A China já tem hoje sete dos maiores portos de contentores do mundo, todos modernizados e com automação de ponta, sendo o porto de Xangai o maior do mundo em volume, muito maior que Roterdão, Antuérpia ou Hamburgo; é que enquanto as redes ferroviárias de alta velocidade capturam a imaginação em torno das ligações terrestres entre a China e a Eurásia (como previsto no projecto BRI), o transporte marítimo é de longe o mais importante para o comércio da China, pois na actualidade cerca de 90% de todo o comércio mundial é feito por via marítima.

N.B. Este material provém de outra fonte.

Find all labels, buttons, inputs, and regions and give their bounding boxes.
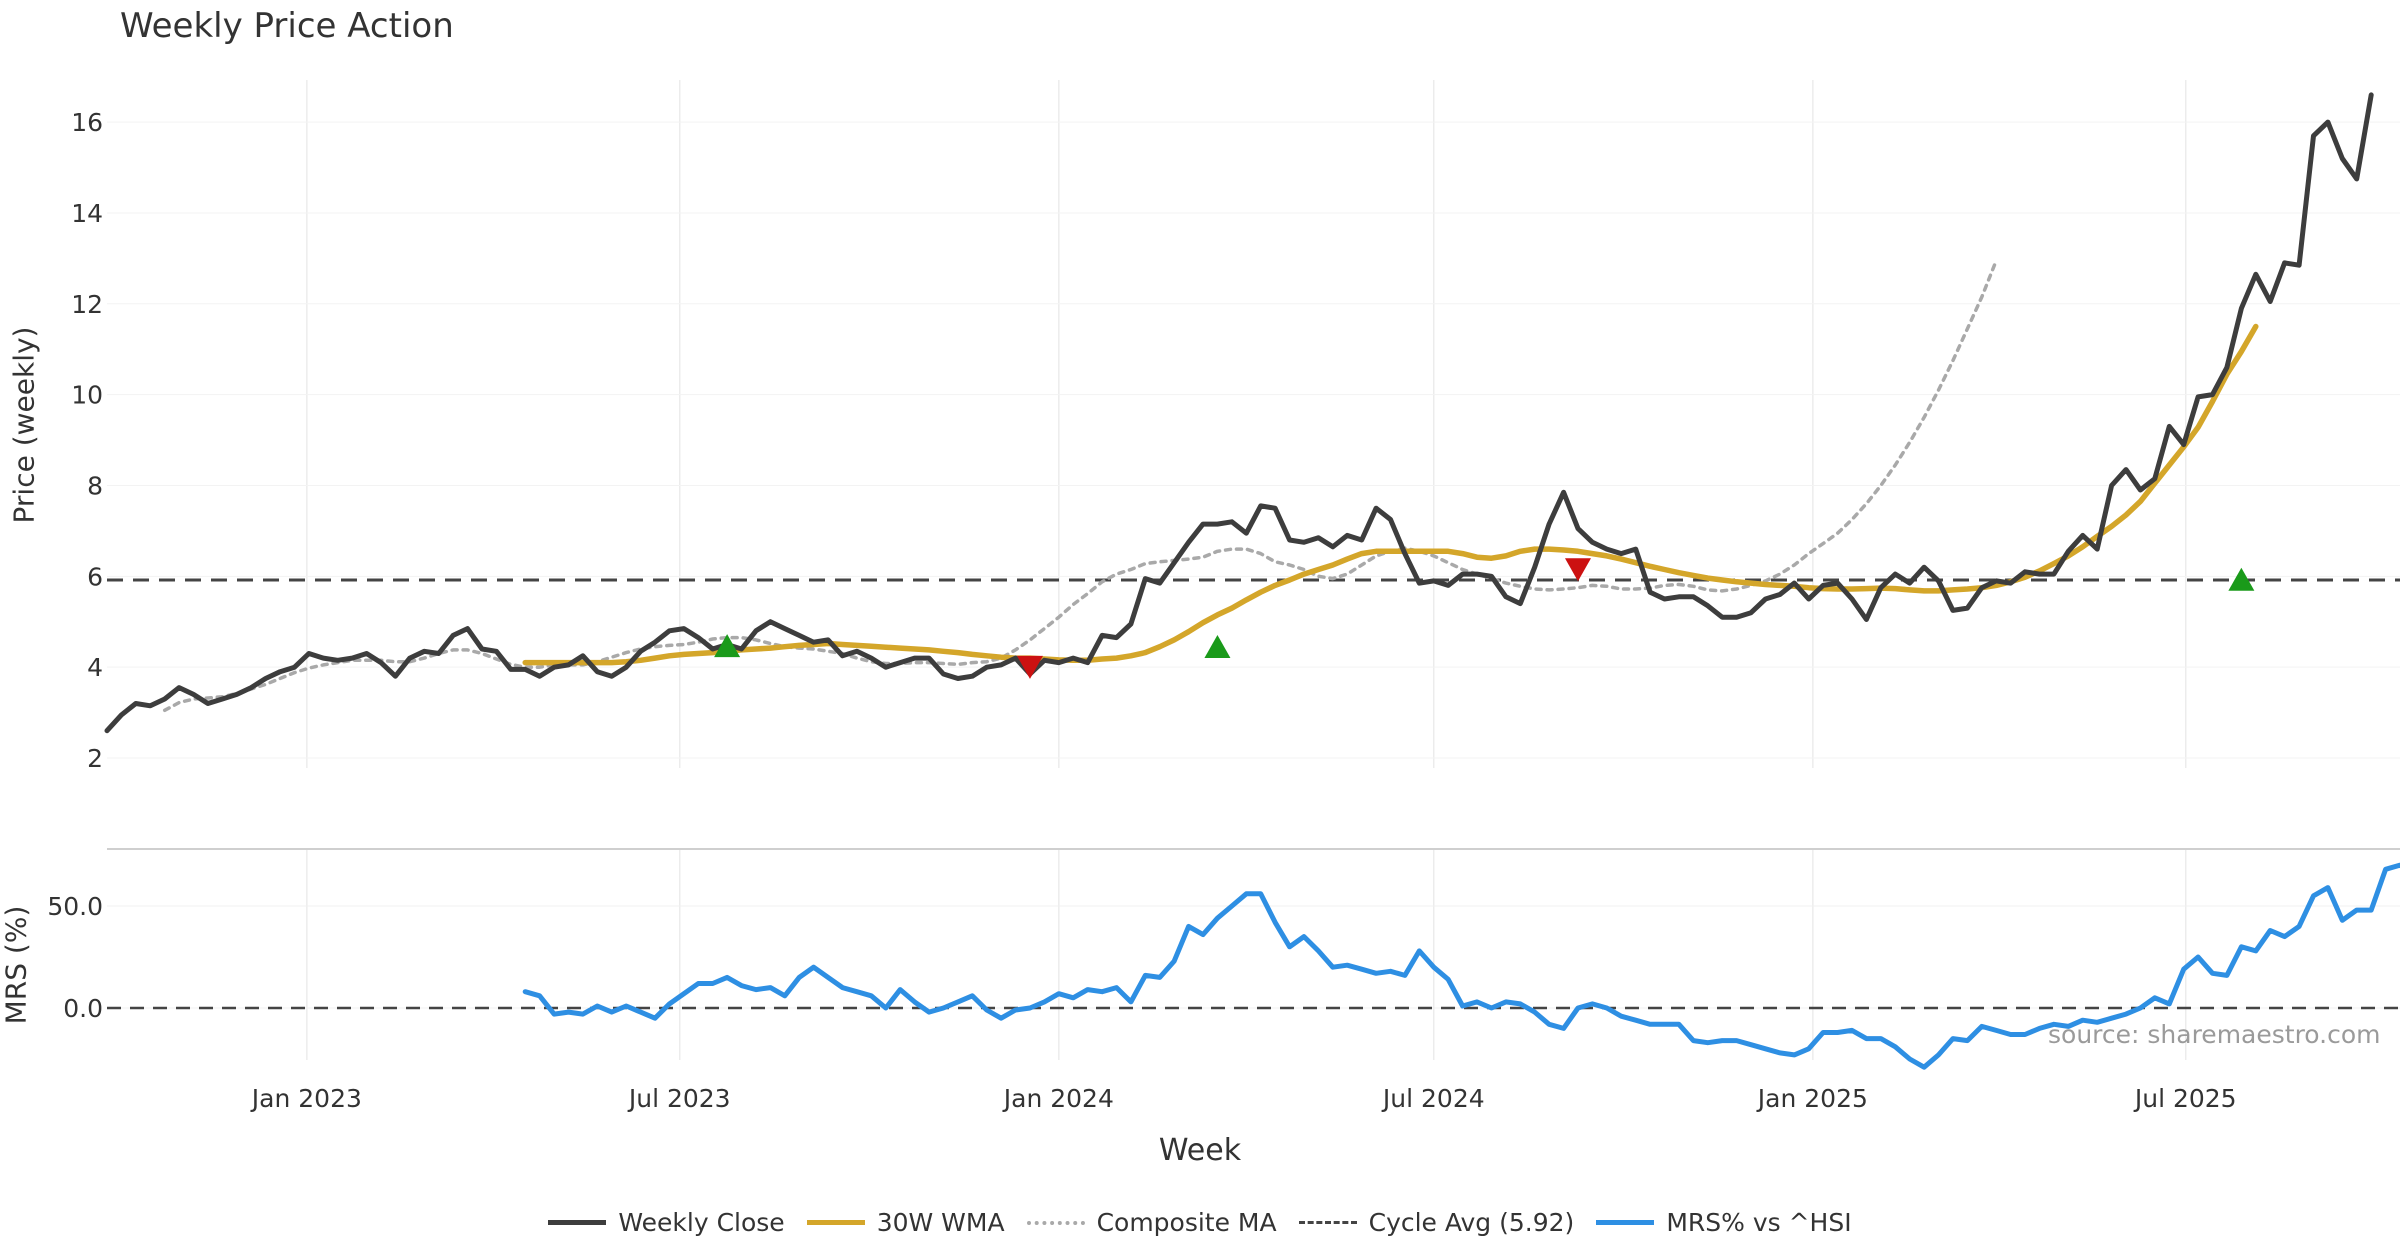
price-y-tick-label: 2 [87,744,103,773]
grid-layer [107,80,2400,1060]
wma-swatch [806,1220,865,1225]
legend-item-composite-ma: Composite MA [1026,1208,1277,1237]
legend-item-weekly-close: Weekly Close [548,1208,785,1237]
mrs-line [522,862,2400,1070]
buy-signal-marker [714,634,741,658]
x-tick-label: Jan 2024 [1002,1084,1114,1113]
composite-ma-swatch [1026,1220,1085,1225]
wma-30w-line [522,323,2259,666]
price-y-tick-label: 4 [87,653,103,682]
x-tick-label: Jul 2023 [627,1084,731,1113]
signal-markers [714,558,2255,679]
legend-label: 30W WMA [876,1208,1005,1237]
legend-label: Composite MA [1096,1208,1277,1237]
cycle-avg-swatch [1298,1221,1357,1224]
price-y-tick-label: 12 [71,290,103,319]
legend-label: MRS% vs ^HSI [1666,1208,1852,1237]
mrs-y-tick-label: 0.0 [63,994,103,1023]
buy-signal-marker [2228,567,2255,591]
sell-signal-marker [1016,655,1043,679]
buy-signal-marker [1204,634,1231,658]
weekly-close-swatch [548,1220,607,1225]
price-y-tick-label: 8 [87,471,103,500]
price-y-tick-label: 16 [71,108,103,137]
price-y-tick-label: 10 [71,381,103,410]
x-tick-label: Jan 2025 [1756,1084,1868,1113]
mrs-y-tick-label: 50.0 [47,892,103,921]
chart-title: Weekly Price Action [120,6,454,46]
price-y-tick-label: 14 [71,199,103,228]
legend-item-cycle-avg: Cycle Avg (5.92) [1298,1208,1575,1237]
x-tick-label: Jul 2024 [1381,1084,1485,1113]
legend-label: Weekly Close [618,1208,785,1237]
x-axis-label: Week [1158,1133,1242,1168]
composite-ma-line [162,258,1998,713]
price-y-tick-label: 6 [87,562,103,591]
source-watermark: source: sharemaestro.com [2048,1020,2381,1049]
axes-layer: Jan 2023 Jul 2023 Jan 2024 Jul 2024 Jan 2025… [47,108,2400,1113]
weekly-close-line [104,92,2374,734]
series-layer [104,92,2400,1070]
legend-label: Cycle Avg (5.92) [1368,1208,1575,1237]
sell-signal-marker [1564,558,1591,582]
mrs-swatch [1596,1220,1655,1225]
x-tick-label: Jan 2023 [250,1084,362,1113]
legend-item-30w-wma: 30W WMA [806,1208,1005,1237]
x-tick-label: Jul 2025 [2133,1084,2237,1113]
legend: Weekly Close 30W WMA Composite MA Cycle … [0,1208,2400,1237]
legend-item-mrs: MRS% vs ^HSI [1596,1208,1852,1237]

A reacção da Comissão Europeia perante este claro interesse chinês parece estar sintetizada num documento que intitulou “UE-China – Uma visão estratégica”, onde entre outros pontos afirma que a:

«China é simultaneamente, em diferentes domínios de intervenção, um parceiro de cooperação com o qual a UE tem objectivos estreitamente alinhados, um parceiro de negociação com o qual a UE tem de encontrar um equilíbrio de interesses, um rival económico na corrida para a liderança tecnológica e um adversário sistémico que promove modelos alternativos de governação»

E assinala a primeira vez que a UE classificou a China como um “rival sistémico”.

Nele se recomenda ainda um reforço da OMC para forçar a China a eliminar os subsídios da indústria estatal, o desenvolvimento de uma política industrial europeia que permita às empresas da UE competirem melhor com as grandes empresas estatais da China, quando já é sabido que a Alemanha, numa clara inversão da sua política comercial desde o pós-guerra e após uma empresa estatal chinesa ter comprado o fabricante de máquinas-ferramentas automáticas Kuka e um dos principais fornecedores mundiais de robótica e pioneiro na Indústria 4.0, planeia agora introduzir novas leis que possam bloquear a aquisição por estrangeiros de empresas consideradas estratégicas.

Embora a China apenas seja o segundo maior parceiro comercial da UE, as transacções diárias ultrapassam os mil milhões de euros mas já começam a ficar distantes os tempos em que a indústria alemã exportava carros de qualidade e máquinas-ferramenta em troca de têxteis de massa e bens de consumo baratos de produção chinesa, pois agora já há empresas chinesas a concorrer directamente no sector automóvel (como é o caso da chinesa Geely que além de proprietária da Volvo é a maior accionista do grupo Mercedes-Daimler) e até no sector químico, onde a empresa estatal chinesa ChemChina comprou em 2016 a Swiss Syngenta, um peso-pesado no “negócio” das sementes patenteadas e dos OGM.

União Europeia e a China

Por estas e outras razões, a França e a Alemanha têm resistido até agora a qualquer cooperação formal da UE com a Nova Rota da Seda enquanto pressionam outros membros da UE, como a Itália, a não fazer acordos bilaterais com a China, como se a realidade europeia não fosse em grande parte disfuncional em termos de estratégia industrial moderna.

O quadro que mostra a UE e a China como parceiros comerciais estratégicos não inviabiliza a situação onde uma e outra realidade são confirmadas quer pelo teor das conclusões da Cimeira UE-China, onde a China terá assumido o compromisso de abrir o seu mercado interno a investidores europeus, quer pelas reuniões em seguida mantidas com vários países da região dos Balcãs, bem reveladoras de quanto aquele país tem uma arreigada convicção da vulnerabilidade da Europa e quer aproveitar as profundas divergências estratégicas que há muito a dividem.